While Chewbacchus is one of the biggest walking parades, others range in size. The smallest is 'Tit Rex,' which uses shoebox floats and also rolls Feb. 22.

"The size of the parade is small. The floats are small. The throws are small. The themes are small themes," says Tit Rex founding member Janine Hayes. This year's theme is 'Wee the People.'

Other alternative parades vary in structure, secrecy, and size, including Krewe of Eris, Krew of Barkus, Krewe of Beyonce, Box of Wine, Red Beans and Rice Krewe, and Krewe of Cork, among many others known and unknown. On Mardi Gras day, several krewes, Mardi Gras Indians, and social groups will criss-cross the city like friendly tribes in DIY spirit, all part of what Kern calls the holiday's 'organic energy,' whether it's uptown, the Marigny, or another neighborhood.

It's more personal.You create your costumes.You create your devices. "It's a whole different way to party," Powers says. "It doesn't make one way right or wrong. It's what you like."
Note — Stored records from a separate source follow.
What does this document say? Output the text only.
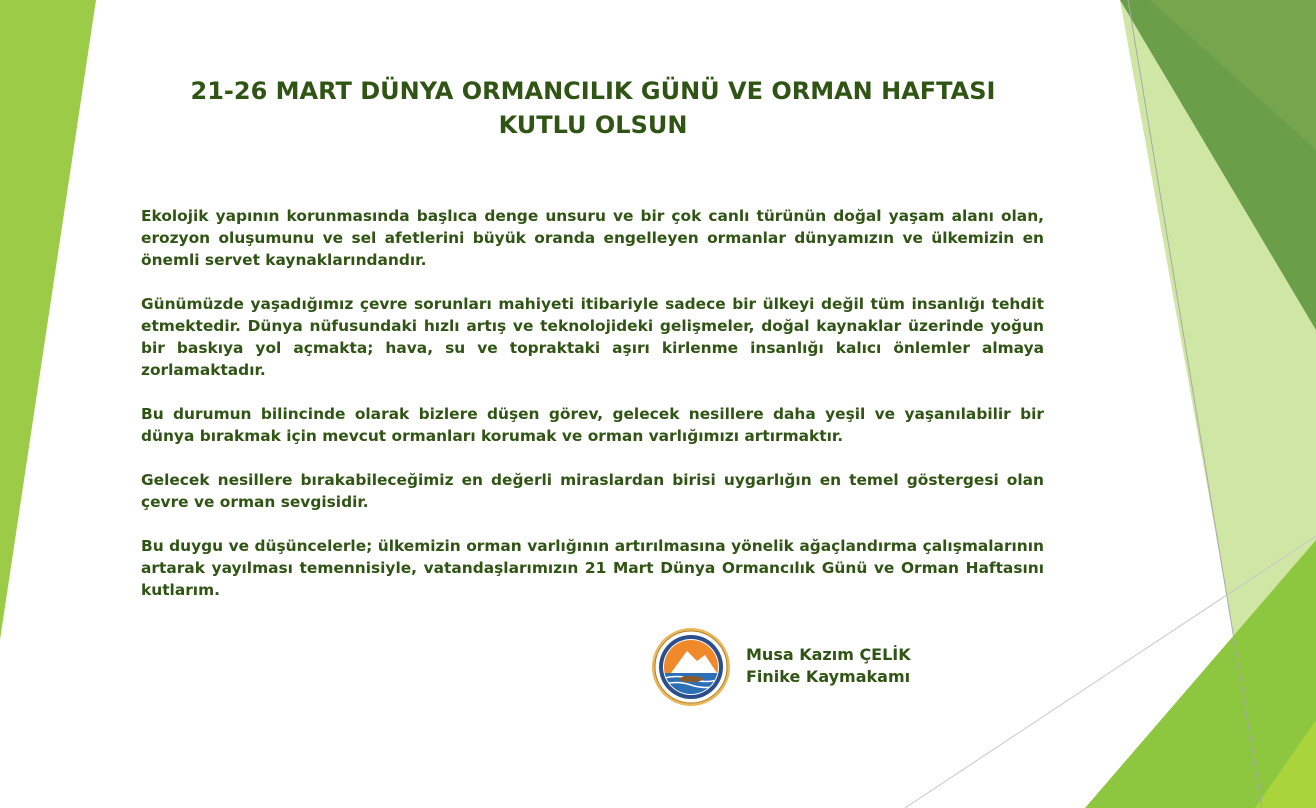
21-26 MART DÜNYA ORMANCILIK GÜNÜ VE ORMAN HAFTASI
KUTLU OLSUN

Ekolojik yapının korunmasında başlıca denge unsuru ve bir çok canlı türünün doğal yaşam alanı olan, erozyon oluşumunu ve sel afetlerini büyük oranda engelleyen ormanlar dünyamızın ve ülkemizin en önemli servet kaynaklarındandır.

Günümüzde yaşadığımız çevre sorunları mahiyeti itibariyle sadece bir ülkeyi değil tüm insanlığı tehdit etmektedir. Dünya nüfusundaki hızlı artış ve teknolojideki gelişmeler, doğal kaynaklar üzerinde yoğun bir baskıya yol açmakta; hava, su ve topraktaki aşırı kirlenme insanlığı kalıcı önlemler almaya zorlamaktadır.

Bu durumun bilincinde olarak bizlere düşen görev, gelecek nesillere daha yeşil ve yaşanılabilir bir dünya bırakmak için mevcut ormanları korumak ve orman varlığımızı artırmaktır.

Gelecek nesillere bırakabileceğimiz en değerli miraslardan birisi uygarlığın en temel göstergesi olan çevre ve orman sevgisidir.

Bu duygu ve düşüncelerle; ülkemizin orman varlığının artırılmasına yönelik ağaçlandırma çalışmalarının artarak yayılması temennisiyle, vatandaşlarımızın 21 Mart Dünya Ormancılık Günü ve Orman Haftasını kutlarım.

Musa Kazım ÇELİK
Finike Kaymakamı
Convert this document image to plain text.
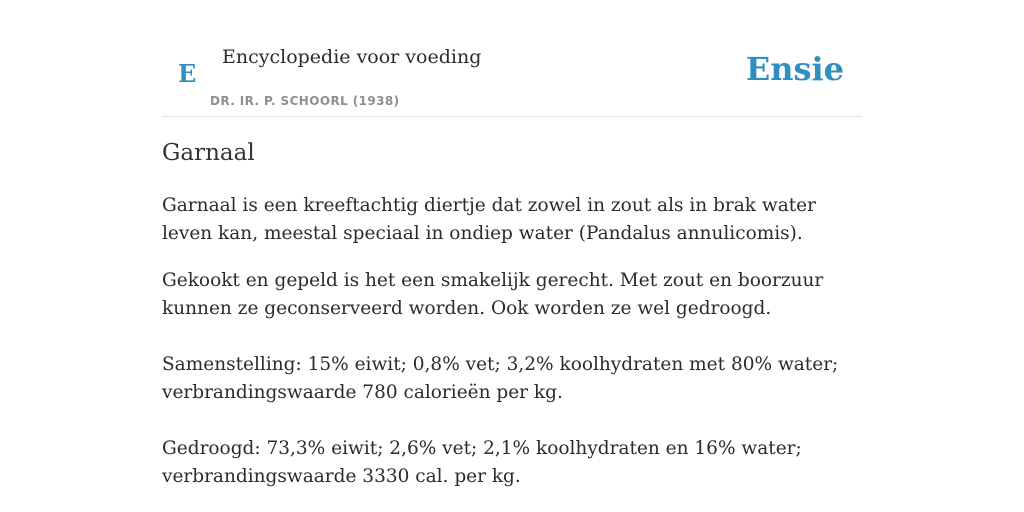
E
Encyclopedie voor voeding
DR. IR. P. SCHOORL (1938)
Ensie
Garnaal

Garnaal is een kreeftachtig diertje dat zowel in zout als in brak water leven kan, meestal speciaal in ondiep water (Pandalus annulicomis).

Gekookt en gepeld is het een smakelijk gerecht. Met zout en boorzuur kunnen ze geconserveerd worden. Ook worden ze wel gedroogd.

Samenstelling: 15% eiwit; 0,8% vet; 3,2% koolhydraten met 80% water; verbrandingswaarde 780 calorieën per kg.

Gedroogd: 73,3% eiwit; 2,6% vet; 2,1% koolhydraten en 16% water; verbrandingswaarde 3330 cal. per kg.
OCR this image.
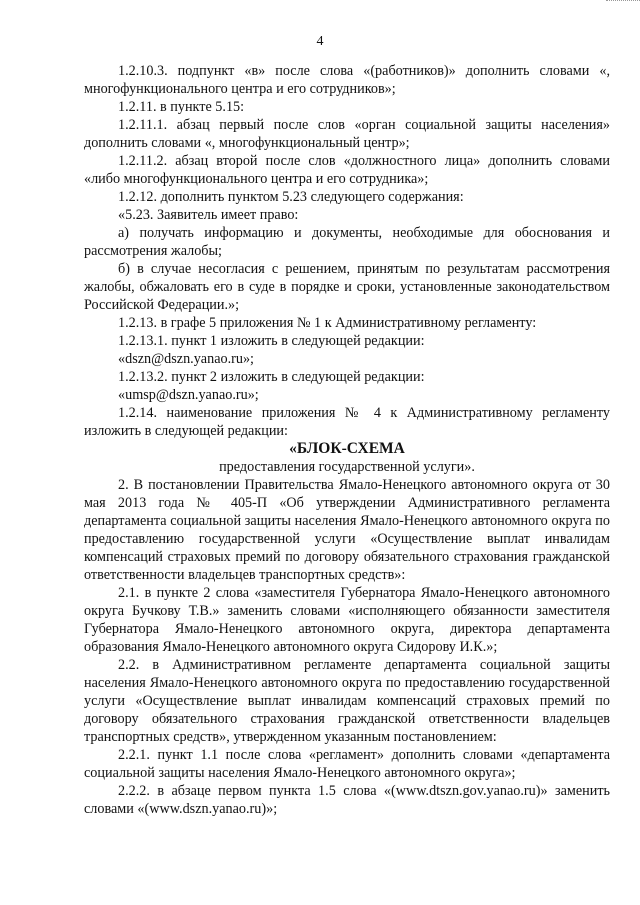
4

1.2.10.3. подпункт «в» после слова «(работников)» дополнить словами «, многофункционального центра и его сотрудников»;

1.2.11. в пункте 5.15:

1.2.11.1. абзац первый после слов «орган социальной защиты населения» дополнить словами «, многофункциональный центр»;

1.2.11.2. абзац второй после слов «должностного лица» дополнить словами «либо многофункционального центра и его сотрудника»;

1.2.12. дополнить пунктом 5.23 следующего содержания:

«5.23. Заявитель имеет право:

а) получать информацию и документы, необходимые для обоснования и рассмотрения жалобы;

б) в случае несогласия с решением, принятым по результатам рассмотрения жалобы, обжаловать его в суде в порядке и сроки, установленные законодательством Российской Федерации.»;

1.2.13. в графе 5 приложения № 1 к Административному регламенту:

1.2.13.1. пункт 1 изложить в следующей редакции:

«dszn@dszn.yanao.ru»;

1.2.13.2. пункт 2 изложить в следующей редакции:

«umsp@dszn.yanao.ru»;

1.2.14. наименование приложения № 4 к Административному регламенту изложить в следующей редакции:

«БЛОК-СХЕМА

предоставления государственной услуги».

2. В постановлении Правительства Ямало-Ненецкого автономного округа от 30 мая 2013 года № 405-П «Об утверждении Административного регламента департамента социальной защиты населения Ямало-Ненецкого автономного округа по предоставлению государственной услуги «Осуществление выплат инвалидам компенсаций страховых премий по договору обязательного страхования гражданской ответственности владельцев транспортных средств»:

2.1. в пункте 2 слова «заместителя Губернатора Ямало-Ненецкого автономного округа Бучкову Т.В.» заменить словами «исполняющего обязанности заместителя Губернатора Ямало-Ненецкого автономного округа, директора департамента образования Ямало-Ненецкого автономного округа Сидорову И.К.»;

2.2. в Административном регламенте департамента социальной защиты населения Ямало-Ненецкого автономного округа по предоставлению государственной услуги «Осуществление выплат инвалидам компенсаций страховых премий по договору обязательного страхования гражданской ответственности владельцев транспортных средств», утвержденном указанным постановлением:

2.2.1. пункт 1.1 после слова «регламент» дополнить словами «департамента социальной защиты населения Ямало-Ненецкого автономного округа»;

2.2.2. в абзаце первом пункта 1.5 слова «(www.dtszn.gov.yanao.ru)» заменить словами «(www.dszn.yanao.ru)»;
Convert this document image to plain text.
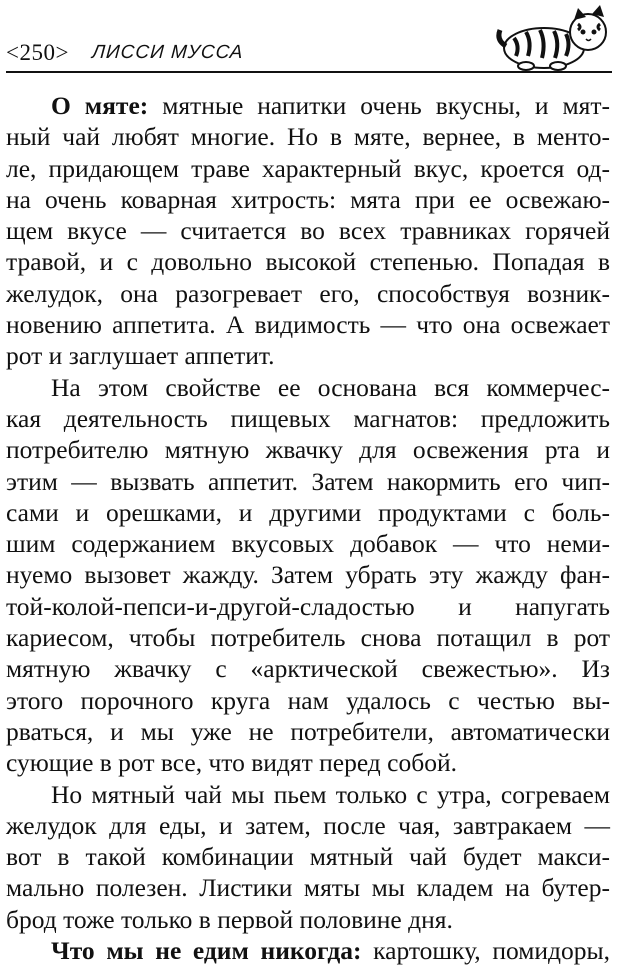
<250> ЛИССИ МУССА
О мяте: мятные напитки очень вкусны, и мят-
ный чай любят многие. Но в мяте, вернее, в менто-
ле, придающем траве характерный вкус, кроется од-
на очень коварная хитрость: мята при ее освежаю-
щем вкусе — считается во всех травниках горячей
травой, и с довольно высокой степенью. Попадая в
желудок, она разогревает его, способствуя возник-
новению аппетита. А видимость — что она освежает
рот и заглушает аппетит.
На этом свойстве ее основана вся коммерчес-
кая деятельность пищевых магнатов: предложить
потребителю мятную жвачку для освежения рта и
этим — вызвать аппетит. Затем накормить его чип-
сами и орешками, и другими продуктами с боль-
шим содержанием вкусовых добавок — что неми-
нуемо вызовет жажду. Затем убрать эту жажду фан-
той-колой-пепси-и-другой-сладостью и напугать
кариесом, чтобы потребитель снова потащил в рот
мятную жвачку с «арктической свежестью». Из
этого порочного круга нам удалось с честью вы-
рваться, и мы уже не потребители, автоматически
сующие в рот все, что видят перед собой.
Но мятный чай мы пьем только с утра, согреваем
желудок для еды, и затем, после чая, завтракаем —
вот в такой комбинации мятный чай будет макси-
мально полезен. Листики мяты мы кладем на бутер-
брод тоже только в первой половине дня.
Что мы не едим никогда: картошку, помидоры,
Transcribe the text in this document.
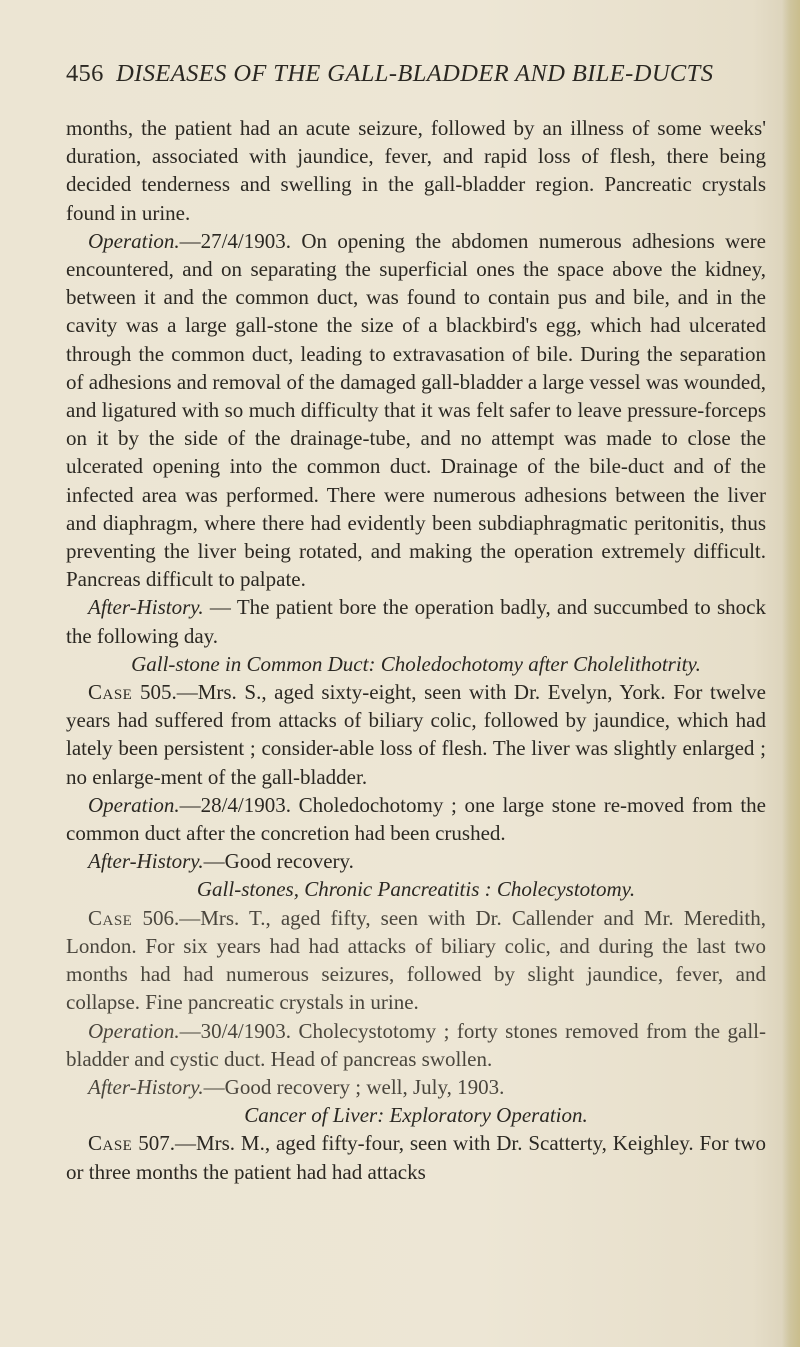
456 DISEASES OF THE GALL-BLADDER AND BILE-DUCTS

months, the patient had an acute seizure, followed by an illness of some weeks' duration, associated with jaundice, fever, and rapid loss of flesh, there being decided tenderness and swelling in the gall-bladder region. Pancreatic crystals found in urine.

Operation.—27/4/1903. On opening the abdomen numerous adhesions were encountered, and on separating the superficial ones the space above the kidney, between it and the common duct, was found to contain pus and bile, and in the cavity was a large gall-stone the size of a blackbird's egg, which had ulcerated through the common duct, leading to extravasation of bile. During the separation of adhesions and removal of the damaged gall-bladder a large vessel was wounded, and ligatured with so much difficulty that it was felt safer to leave pressure-forceps on it by the side of the drainage-tube, and no attempt was made to close the ulcerated opening into the common duct. Drainage of the bile-duct and of the infected area was performed. There were numerous adhesions between the liver and diaphragm, where there had evidently been subdiaphragmatic peritonitis, thus preventing the liver being rotated, and making the operation extremely difficult. Pancreas difficult to palpate.

After-History. — The patient bore the operation badly, and succumbed to shock the following day.

Gall-stone in Common Duct: Choledochotomy after Cholelithotrity.

Case 505.—Mrs. S., aged sixty-eight, seen with Dr. Evelyn, York. For twelve years had suffered from attacks of biliary colic, followed by jaundice, which had lately been persistent ; consider-able loss of flesh. The liver was slightly enlarged ; no enlarge-ment of the gall-bladder.

Operation.—28/4/1903. Choledochotomy ; one large stone re-moved from the common duct after the concretion had been crushed.

After-History.—Good recovery.

Gall-stones, Chronic Pancreatitis : Cholecystotomy.

Case 506.—Mrs. T., aged fifty, seen with Dr. Callender and Mr. Meredith, London. For six years had had attacks of biliary colic, and during the last two months had had numerous seizures, followed by slight jaundice, fever, and collapse. Fine pancreatic crystals in urine.

Operation.—30/4/1903. Cholecystotomy ; forty stones removed from the gall-bladder and cystic duct. Head of pancreas swollen.

After-History.—Good recovery ; well, July, 1903.

Cancer of Liver: Exploratory Operation.

Case 507.—Mrs. M., aged fifty-four, seen with Dr. Scatterty, Keighley. For two or three months the patient had had attacks
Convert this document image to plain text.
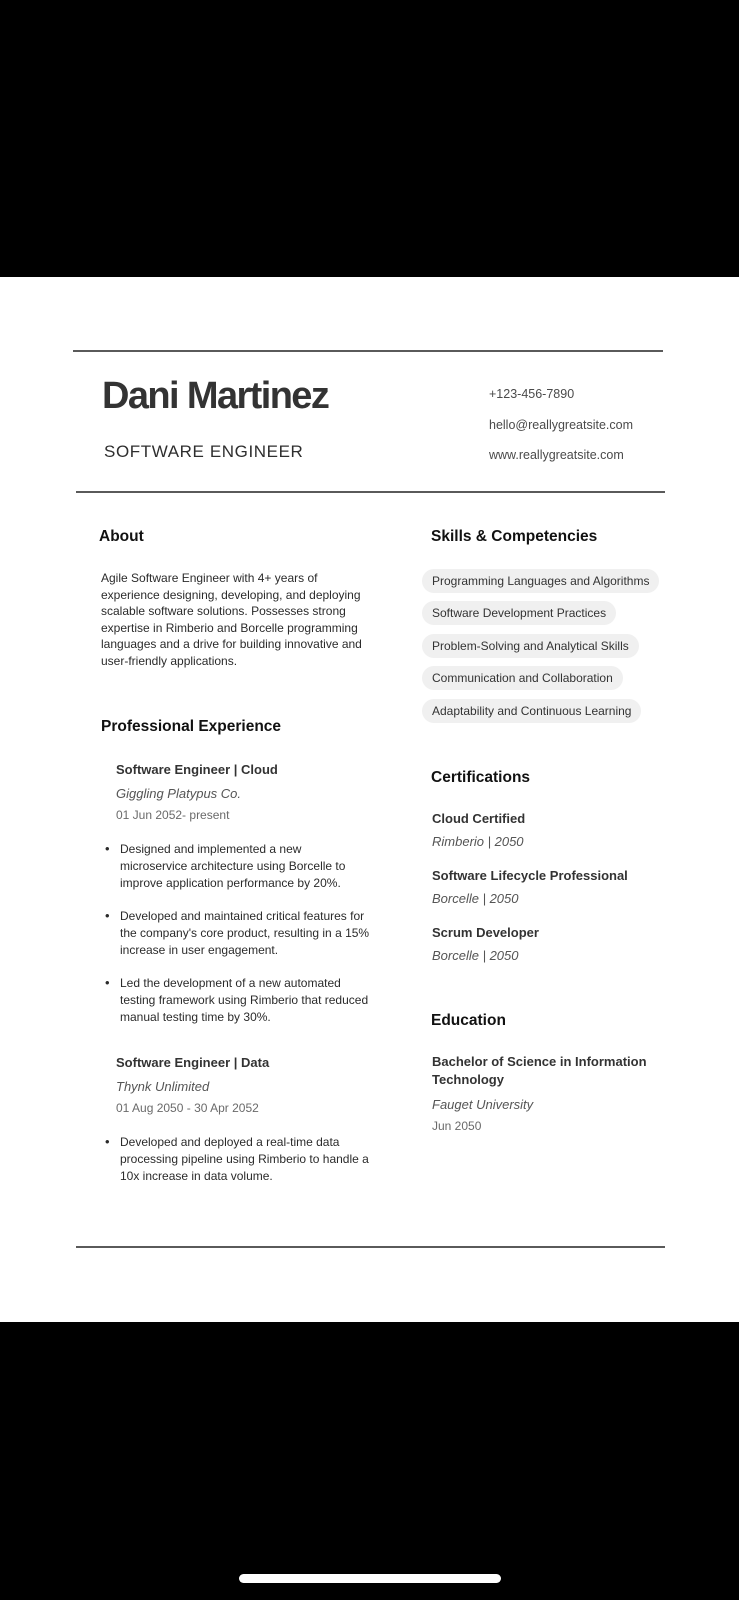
Dani Martinez
SOFTWARE ENGINEER
+123-456-7890
hello@reallygreatsite.com
www.reallygreatsite.com
About
Agile Software Engineer with 4+ years of
experience designing, developing, and deploying
scalable software solutions. Possesses strong
expertise in Rimberio and Borcelle programming
languages and a drive for building innovative and
user-friendly applications.
Professional Experience
Software Engineer | Cloud
Giggling Platypus Co.
01 Jun 2052- present
• Designed and implemented a new microservice architecture using Borcelle to improve application performance by 20%.
• Developed and maintained critical features for the company's core product, resulting in a 15% increase in user engagement.
• Led the development of a new automated testing framework using Rimberio that reduced manual testing time by 30%.
Software Engineer | Data
Thynk Unlimited
01 Aug 2050 - 30 Apr 2052
• Developed and deployed a real-time data processing pipeline using Rimberio to handle a 10x increase in data volume.
Skills & Competencies
Programming Languages and Algorithms
Software Development Practices
Problem-Solving and Analytical Skills
Communication and Collaboration
Adaptability and Continuous Learning
Certifications
Cloud Certified
Rimberio | 2050
Software Lifecycle Professional
Borcelle | 2050
Scrum Developer
Borcelle | 2050
Education
Bachelor of Science in Information
Technology
Fauget University
Jun 2050
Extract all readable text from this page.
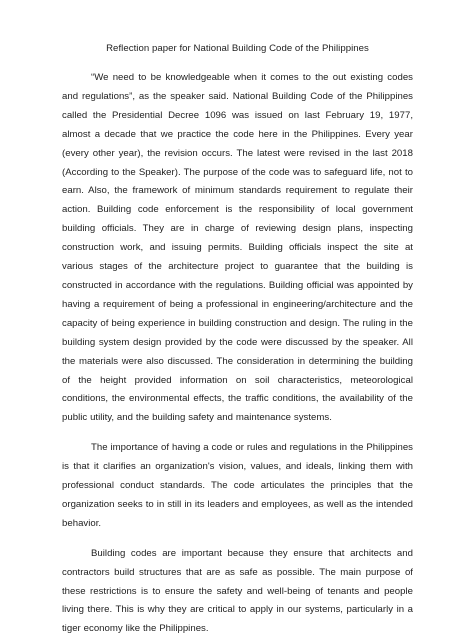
Reflection paper for National Building Code of the Philippines

“We need to be knowledgeable when it comes to the out existing codes and regulations”, as the speaker said. National Building Code of the Philippines called the Presidential Decree 1096 was issued on last February 19, 1977, almost a decade that we practice the code here in the Philippines. Every year (every other year), the revision occurs. The latest were revised in the last 2018 (According to the Speaker). The purpose of the code was to safeguard life, not to earn. Also, the framework of minimum standards requirement to regulate their action. Building code enforcement is the responsibility of local government building officials. They are in charge of reviewing design plans, inspecting construction work, and issuing permits. Building officials inspect the site at various stages of the architecture project to guarantee that the building is constructed in accordance with the regulations. Building official was appointed by having a requirement of being a professional in engineering/architecture and the capacity of being experience in building construction and design. The ruling in the building system design provided by the code were discussed by the speaker. All the materials were also discussed. The consideration in determining the building of the height provided information on soil characteristics, meteorological conditions, the environmental effects, the traffic conditions, the availability of the public utility, and the building safety and maintenance systems.

The importance of having a code or rules and regulations in the Philippines is that it clarifies an organization's vision, values, and ideals, linking them with professional conduct standards. The code articulates the principles that the organization seeks to in still in its leaders and employees, as well as the intended behavior.

Building codes are important because they ensure that architects and contractors build structures that are as safe as possible. The main purpose of these restrictions is to ensure the safety and well-being of tenants and people living there. This is why they are critical to apply in our systems, particularly in a tiger economy like the Philippines.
This year the Krewe of Ragnarok won't have a horse.They deconstructed it on a gray afternoon in November. But across the yard from the horse's steel frame was something new: the undercarriage of a passenger van, a new project. Porter forecasts the return of the big float in 2015 and wonders if other ambitious do-it-yourselfers will join in perspiration and spirit, not just in the Bywater, but even further downtown, bridging the physical differences between alternative and super krewes.

"Mardi Gras is about getting involved," Porter says. "Trying in some way to be on the forefront of something new. Build your own, ride your own, push your own. It would be great if five years from now there was a giant parade of handmade floats rolling down Canal Street, all conglomerated for no reason except that passionate people made them."